Auditórios e abóboda da nossa grande esfera (*)
(*) Nem tudo são flores no Planeta Jardim - Crônicas de um futuro possível
APIABÁ (20.8 S, 47.5 O), 30/05/3315
No final da tarde de hoje fui até a Praça Oeste apreciar o pôr do sol, mas quase não consegui encontrar um lugar para sentar-me. Na verdade, isso foi uma sorte, porque lá no final, num canto onde quase não se tem a visão do horizonte, havia um lugar vago ao lado de meu velho conhecido Carlinhos Salam. Foi ele quem teve a ideia, há cinquenta e cinco anos, de construir os auditórios na base da estrutura globular do nosso futuro centro comunitário, e de reservar a calota superior para uma abóbada de aço e vidro.
Na época, ainda não estava definitivamente aceita pela comunidade a ideia de construir um novo e monumental centro comunitário, que haveria de ser uma esfera gigantesca, de 150 metros de diâmetro flutuando 4 metros acima do solo, sustentada por quatro pilares.
Os críticos da ideia diziam que uma obra de tanta complexidade desviaria o foco principal de nossa comunidade do ajardinamento para a arquitetura. Os contra-críticos respondiam “Ajardinar o quê mais, se até os canteiros de tomates estão ajardinados?”
A discussão acabou quando Carlinhos divulgou um esboço do aproveitamento interno de um globo de 150 metros de diâmetro. O conceito era tão belo, simples e genial que encantou a todos, e assim uma comunidade de apenas 25 mil habitantes empreendeu um projeto digno de faraó.
No desenho de Carlinhos, considerados os 150 metros de altura da esfera, os primeiros 30 metros da estrutura seriam ocupados por vários auditórios, de variados tamanhos, sempre aproveitando a curvatura da calota inferior para a formação dos anfiteatros, com palcos giratórios e números variados de poltronas.

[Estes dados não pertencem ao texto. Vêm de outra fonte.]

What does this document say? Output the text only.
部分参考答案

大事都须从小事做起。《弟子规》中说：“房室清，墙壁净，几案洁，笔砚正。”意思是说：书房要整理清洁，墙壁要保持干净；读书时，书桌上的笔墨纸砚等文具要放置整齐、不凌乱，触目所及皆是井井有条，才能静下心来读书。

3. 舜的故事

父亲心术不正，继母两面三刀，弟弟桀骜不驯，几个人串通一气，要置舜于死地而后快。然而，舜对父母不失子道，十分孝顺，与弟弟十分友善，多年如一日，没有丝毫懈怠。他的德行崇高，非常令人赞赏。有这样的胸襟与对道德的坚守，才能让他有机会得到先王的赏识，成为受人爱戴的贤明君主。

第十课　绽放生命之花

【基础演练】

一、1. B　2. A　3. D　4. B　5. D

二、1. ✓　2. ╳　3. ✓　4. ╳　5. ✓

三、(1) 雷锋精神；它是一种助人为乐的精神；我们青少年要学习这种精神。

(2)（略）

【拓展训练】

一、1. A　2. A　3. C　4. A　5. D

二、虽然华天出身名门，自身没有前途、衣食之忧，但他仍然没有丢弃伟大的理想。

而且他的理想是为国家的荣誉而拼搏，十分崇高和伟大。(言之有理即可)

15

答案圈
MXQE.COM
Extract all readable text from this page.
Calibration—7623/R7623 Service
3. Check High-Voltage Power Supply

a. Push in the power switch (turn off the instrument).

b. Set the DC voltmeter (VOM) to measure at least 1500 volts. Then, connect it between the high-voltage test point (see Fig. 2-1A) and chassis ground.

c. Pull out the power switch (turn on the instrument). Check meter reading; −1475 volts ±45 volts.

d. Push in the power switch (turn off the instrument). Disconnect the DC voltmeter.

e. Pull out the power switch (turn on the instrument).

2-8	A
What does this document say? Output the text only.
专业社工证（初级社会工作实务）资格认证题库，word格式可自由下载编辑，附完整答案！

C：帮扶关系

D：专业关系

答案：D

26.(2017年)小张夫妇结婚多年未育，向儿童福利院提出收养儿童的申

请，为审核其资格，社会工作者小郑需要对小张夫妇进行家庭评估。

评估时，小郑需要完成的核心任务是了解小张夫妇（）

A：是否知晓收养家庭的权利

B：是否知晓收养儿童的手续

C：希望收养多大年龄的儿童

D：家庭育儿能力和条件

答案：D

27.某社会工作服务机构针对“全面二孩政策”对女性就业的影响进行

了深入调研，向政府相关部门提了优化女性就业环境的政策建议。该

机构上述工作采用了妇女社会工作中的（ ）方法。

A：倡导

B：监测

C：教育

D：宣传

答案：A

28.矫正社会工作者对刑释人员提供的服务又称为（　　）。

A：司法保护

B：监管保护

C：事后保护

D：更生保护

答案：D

No topo, uma calota de 30 metros de altura seriam um espaço único e aberto, coberto por uma abóboda de aço e vidro transparente, formando um ambiente ideal para astronomia, cerimonias religiosas, danças e atividades artísticas, e para qualquer outra atividade de encantamento da alma. Os noventa metros intermediários seriam fatiados em seis andares de 15 metros de pé-direito, para todo tipo de uso comunitário. A abóboda, portanto, seria o sétimo andar. Sem contar os auditórios.
O pé direito dos andares é tão alto para que haja luz natural suficiente em cada piso. Aos 75 metros de altura, o quarto piso formará uma coroa com nada menos que 50 metros de largura.
O projeto de Carlinhos foi sendo gradualmente modificado, à medida que surgiram novas ideias, todas elas coerentes com o projeto original. A mutação mais substancial foi a substituição do cilindro/coluna central de 50 metros de diâmetro, por quatro colunas tubulares de 15 metros de diâmetro cada. Essas colunas seriam maciças no alicerce e ocas do nível do nível do solo para cima, para conterem escadarias e elevadores.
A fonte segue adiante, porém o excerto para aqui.